A wonderful, savory experience. This is another of the few canapés that I made for my initial catering experience. This pairs well with a full bodied red wine. I’m no sommelier, but I’m a sucker for a good Malbec. This is another inspiration from pinterest, but once again I felt it needed a few tweaks. In particular because everything had to be gluten free.
- 2½ cups of homemade chicken stock
- ½ tsp minced garlic
- 1½ cups yellow corn meal
- 4 tbsp unsalted butter, at room temperature
- ⅓ cup of grated parmesan
- 2 tbsp minced fresh thyme
- kosher salt and freshly ground black pepper
- yellow corn meal for dusting
- 2 large onions, peeled and chopped
- 1 tbsp of balsamic vinegar
- 1 tbsp of brown sugar
- 2 tsp of olive oil
- 400g of mixed wild mushrooms, cleaned and chopped
- 1 tsp of fresh thyme leaves
- 3 tbsp of red wine
- 2 tsp of olive oil
- 1 large clove of garlic, minced
- salt to taste
- 1 tbsp roughly chopped fresh thyme for topping
- Bring the chicken stock and garlic to a boil in a saucepan. Whisking constantly, pour in the corn meal.

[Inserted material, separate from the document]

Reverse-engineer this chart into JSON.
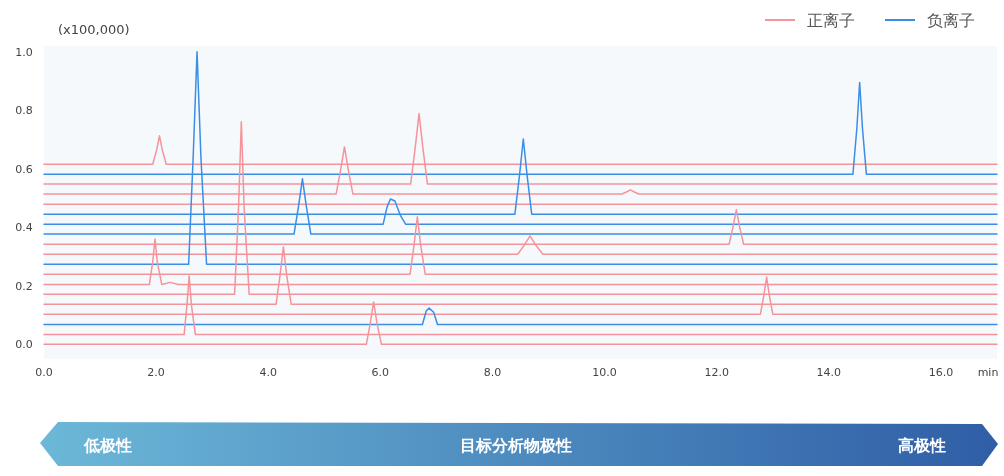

- Return the liquid to a simmer and cook the polenta over very low heat, stirring occasionally for 25 to 35 minutes or until the polenta is thick and smooth.
- When the polenta is cooked, stir in the butter, parmesean, thyme and salt and pepper to taste.
- Spread the polenta in a greased 9 by 13 inch baking pan. Let it cool to room temperature, then cover the surface with plastic wrap and refrigerate.
- Cut the polenta into bite size squares and coat in uncooked corn meal. Heat a large skillet over medium heat and add oil. Once the pan has come to heat add the polenta squares and fry for 2 to 3 minutes on each side or until golden. Drain on paper towel.
- Heat a large skillet over a medium low heat, when the pan is to temperature add olive oil and the onions and reduce heat to low. Sauté for 10 minutes then add vinegar and sugar. Cook for a further 10 minutes until caramelised. Set aside.
- Heat a large skillet over a medium heat and add olive oil. Add the mushrooms and season with salt and pepper. Sauté for 10 minutes before adding garlic and Sauté for 2 minutes before adding the red wine and thyme leaves. Simmer for a further 10 minutes, or until the wine has all but evaporated. Set aside.
- Top the polenta squares with a small amount of caramelised onion followed with the mushroom mixture.
- Finish the canapés with a sprinkling of the chopped fresh thyme.